Petróleos Mexicanos (Pemex) ha assicurato che le vendite di petrolio e prodotti petroliferi a Cuba rappresentano “molto, molto poco” all'interno delle sue operazioni e ha precisato che, lo scorso anno, l'importo totale venduto all'Isola è stato di 496 milioni di dollari, sotto un unico contratto commerciale in vigore dal 2023.
La dichiarazione è stata fatta dal direttore di Pemex durante un intervento nella conferenza mattutina (“Mañanera”), dove ha sottolineato che con Cuba esiste “solo... un contratto” firmato nel 2023, descritto come un “contratto commerciale normale” come quelli che l'azienda ha con altri paesi.
Secondo il funzionario, in volume le vendite verso Cuba lo scorso anno hanno rappresentato meno dell'1% della produzione di petrolio di Pemex; e, in termini di vendite di prodotti petroliferi, lo 0,1% delle vendite dell'azienda.
Per questo ha insistito sul fatto che si tratta di uno scambio marginale: “è davvero molto molto poco”.
Il direttore ha aggiunto che le spedizioni vengono effettuate “per motivi umanitari” —come aveva sottolineato la presidente—, ma anche “per motivi commerciali”, e ha spiegato che l'accordo è aperto: Cuba richiede carichi “in base alle proprie esigenze” e Pemex risponde “in base alla [loro] disponibilità”.
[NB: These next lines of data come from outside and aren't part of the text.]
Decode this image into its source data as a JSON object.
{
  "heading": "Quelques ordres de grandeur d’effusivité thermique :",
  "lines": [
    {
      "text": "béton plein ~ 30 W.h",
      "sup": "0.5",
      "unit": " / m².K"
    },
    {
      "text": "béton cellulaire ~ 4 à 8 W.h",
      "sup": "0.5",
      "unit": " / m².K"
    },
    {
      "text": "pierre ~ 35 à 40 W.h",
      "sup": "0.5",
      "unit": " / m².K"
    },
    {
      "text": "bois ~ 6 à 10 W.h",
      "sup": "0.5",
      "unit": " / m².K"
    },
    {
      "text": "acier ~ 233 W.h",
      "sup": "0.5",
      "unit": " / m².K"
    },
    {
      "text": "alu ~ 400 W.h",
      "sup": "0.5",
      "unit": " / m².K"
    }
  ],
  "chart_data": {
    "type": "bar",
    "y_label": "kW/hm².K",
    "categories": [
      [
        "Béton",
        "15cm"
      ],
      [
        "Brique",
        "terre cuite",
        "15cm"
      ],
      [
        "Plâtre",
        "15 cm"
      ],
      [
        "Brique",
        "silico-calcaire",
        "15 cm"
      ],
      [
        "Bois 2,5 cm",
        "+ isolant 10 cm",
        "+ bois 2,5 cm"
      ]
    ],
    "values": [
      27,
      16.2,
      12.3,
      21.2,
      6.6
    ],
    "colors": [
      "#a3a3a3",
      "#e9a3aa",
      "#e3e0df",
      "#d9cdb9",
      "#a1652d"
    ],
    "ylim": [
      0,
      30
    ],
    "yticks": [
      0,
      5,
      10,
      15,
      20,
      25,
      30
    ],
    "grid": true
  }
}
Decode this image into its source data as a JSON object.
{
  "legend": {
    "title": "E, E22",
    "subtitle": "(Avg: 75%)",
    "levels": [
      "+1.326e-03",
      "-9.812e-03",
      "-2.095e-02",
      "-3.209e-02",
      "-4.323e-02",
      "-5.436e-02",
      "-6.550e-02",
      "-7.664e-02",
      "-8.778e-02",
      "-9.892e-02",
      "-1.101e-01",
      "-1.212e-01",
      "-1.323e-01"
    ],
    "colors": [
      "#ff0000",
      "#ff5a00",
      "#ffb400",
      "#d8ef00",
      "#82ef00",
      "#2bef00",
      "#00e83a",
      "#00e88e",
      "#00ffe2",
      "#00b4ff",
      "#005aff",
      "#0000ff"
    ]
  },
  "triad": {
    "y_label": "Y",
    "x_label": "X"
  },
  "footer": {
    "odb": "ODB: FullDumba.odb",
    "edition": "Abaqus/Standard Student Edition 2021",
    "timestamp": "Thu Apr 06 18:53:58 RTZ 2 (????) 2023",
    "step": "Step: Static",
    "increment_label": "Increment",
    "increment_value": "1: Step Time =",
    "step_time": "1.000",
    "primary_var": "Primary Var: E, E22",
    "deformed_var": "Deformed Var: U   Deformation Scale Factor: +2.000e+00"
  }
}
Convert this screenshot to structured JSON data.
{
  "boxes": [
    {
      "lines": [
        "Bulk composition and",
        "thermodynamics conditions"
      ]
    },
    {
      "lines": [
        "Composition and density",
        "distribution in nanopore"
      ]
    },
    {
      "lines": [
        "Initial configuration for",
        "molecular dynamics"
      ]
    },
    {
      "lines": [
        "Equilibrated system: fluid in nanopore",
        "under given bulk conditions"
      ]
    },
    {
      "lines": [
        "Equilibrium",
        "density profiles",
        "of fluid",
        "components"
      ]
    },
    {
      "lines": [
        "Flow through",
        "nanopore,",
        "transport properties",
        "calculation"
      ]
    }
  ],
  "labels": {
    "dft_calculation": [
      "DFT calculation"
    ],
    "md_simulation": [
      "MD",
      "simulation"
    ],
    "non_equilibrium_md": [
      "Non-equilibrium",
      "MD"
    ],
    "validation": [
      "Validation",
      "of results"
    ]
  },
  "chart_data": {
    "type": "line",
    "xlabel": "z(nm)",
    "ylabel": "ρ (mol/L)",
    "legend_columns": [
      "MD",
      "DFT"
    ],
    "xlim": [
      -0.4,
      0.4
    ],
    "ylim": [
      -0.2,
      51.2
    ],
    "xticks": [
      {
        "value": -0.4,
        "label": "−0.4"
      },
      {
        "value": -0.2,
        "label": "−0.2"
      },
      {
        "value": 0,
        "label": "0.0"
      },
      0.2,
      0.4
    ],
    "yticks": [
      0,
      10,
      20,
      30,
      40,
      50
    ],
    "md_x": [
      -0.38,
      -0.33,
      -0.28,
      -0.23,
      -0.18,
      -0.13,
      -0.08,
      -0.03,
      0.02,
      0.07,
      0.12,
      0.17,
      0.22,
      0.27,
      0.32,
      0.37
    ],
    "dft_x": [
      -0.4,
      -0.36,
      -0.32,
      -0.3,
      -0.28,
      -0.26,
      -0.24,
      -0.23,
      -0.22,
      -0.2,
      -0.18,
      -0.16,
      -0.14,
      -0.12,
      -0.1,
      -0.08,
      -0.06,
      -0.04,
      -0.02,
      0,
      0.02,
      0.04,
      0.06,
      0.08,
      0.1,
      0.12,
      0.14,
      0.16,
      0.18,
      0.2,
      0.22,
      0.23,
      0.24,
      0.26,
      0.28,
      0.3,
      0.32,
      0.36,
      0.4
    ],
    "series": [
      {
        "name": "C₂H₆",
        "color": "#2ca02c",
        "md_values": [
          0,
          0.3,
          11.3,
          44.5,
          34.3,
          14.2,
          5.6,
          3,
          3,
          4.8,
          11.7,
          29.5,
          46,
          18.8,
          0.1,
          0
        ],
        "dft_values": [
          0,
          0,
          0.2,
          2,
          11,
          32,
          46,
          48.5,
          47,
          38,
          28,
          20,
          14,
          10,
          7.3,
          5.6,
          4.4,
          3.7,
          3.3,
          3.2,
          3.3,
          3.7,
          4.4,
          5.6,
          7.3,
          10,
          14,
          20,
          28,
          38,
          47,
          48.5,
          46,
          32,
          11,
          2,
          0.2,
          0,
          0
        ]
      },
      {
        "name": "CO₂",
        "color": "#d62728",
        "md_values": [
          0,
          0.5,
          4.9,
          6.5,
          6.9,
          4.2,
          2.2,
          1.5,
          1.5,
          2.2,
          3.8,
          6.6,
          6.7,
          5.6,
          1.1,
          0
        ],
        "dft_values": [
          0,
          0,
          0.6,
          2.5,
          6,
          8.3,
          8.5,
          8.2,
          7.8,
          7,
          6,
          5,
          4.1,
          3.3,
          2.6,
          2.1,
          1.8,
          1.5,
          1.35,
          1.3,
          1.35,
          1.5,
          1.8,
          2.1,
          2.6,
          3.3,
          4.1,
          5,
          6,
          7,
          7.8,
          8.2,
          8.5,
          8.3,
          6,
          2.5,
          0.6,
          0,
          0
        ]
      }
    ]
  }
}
Durante la stessa conversazione, il funzionario ha risposto a domande sulle cifre diffuse nei media e ai riferimenti a informazioni dichiarate dinanzi ai regolatori negli Stati Uniti.
Ha riconosciuto che Pemex riporta dati alla Commissione di Valori degli Stati Uniti (menzionata come "Commissione di Valore/SEC" nell'intervento) e ha sostenuto che gli importi "ufficiali" sono pubblici, mentre nella stampa circolano spesso "stime" e "speculazioni".
Al desglosare le quantità, il dirigente ha affermato che la cifra di 496 milioni di dollari corrisponde al totale venduto lo scorso anno tra greggio e prodotti petroliferi.
Riguardo agli anni precedenti, ha detto che il comportamento è stato simile: “dello stesso ordine”, senza aumenti o diminuzioni rilevanti, perché —ha sottolineato— il contratto “è molto stabile”. A titolo di riferimento, ha menzionato che nel 2023 sono stati 367 milioni di dollari.
Uno dei punti centrali del posizionamento è stato il pagamento. In risposta a voci secondo cui Cuba non avrebbe pagato le spedizioni, il direttore di Pemex ha affermato: "certo che ci pagano" e ha sottolineato che non esiste alcuna fattura scaduta in conformità al contratto.
Insistette che Cuba ha pagato "assolutamente tutti gli importi" e qualificò la controparte come "molto formale" nei suoi pagamenti.
Il dirigente ha anche inquadrato queste vendite nella politica energetica messicana degli ultimi anni: ha detto che Pemex ha iniziato a ridurre le esportazioni di petrolio crudo perché la strategia governativa dà priorità al consumo interno del petrolio e alla sua lavorazione nelle raffinerie nazionali (e a Deer Park), il che — secondo quanto sostenuto — aumenta il valore aggiunto.
In questo contesto, ha spiegato che i contratti di esportazione stanno venendo ridotti a causa dell'alto livello di lavorazione e per un margine di esportazione più limitato.
In gennaio 2026, la presidenta messicana Claudia Sheinbaum ha esposto i crescenti dubbi sulla capacità della società statale messicana di mantenere tali spedizioni a lungo termine.
L'azienda affronta ritardi nella produzione e tensioni finanziarie interne, mentre gli esperti avvertivano che ogni barile inviato a Cuba comportava un alto costo opportunità rispetto alle esigenze del mercato nazionale.
Pese a ciò, il governo di Sheinbaum ha ribadito che le spedizioni costituivano un aiuto “umanitario”, sebbene gli analisti abbiano sottolineato che Cuba non stava rispettando i pagamenti e che il modello commerciale attuale potrebbe trasformarsi in un debito inesigibile.
Il dibattito sull'ambito e sulla sostenibilità della cooperazione energetica tra Messico e Cuba rimane aperto, segnato dalla crisi energetica che attraversa l'isola, dalla pressione diplomatica degli Stati Uniti e dalle sfide economiche che affronta la compagnia petrolifera messicana Pemex.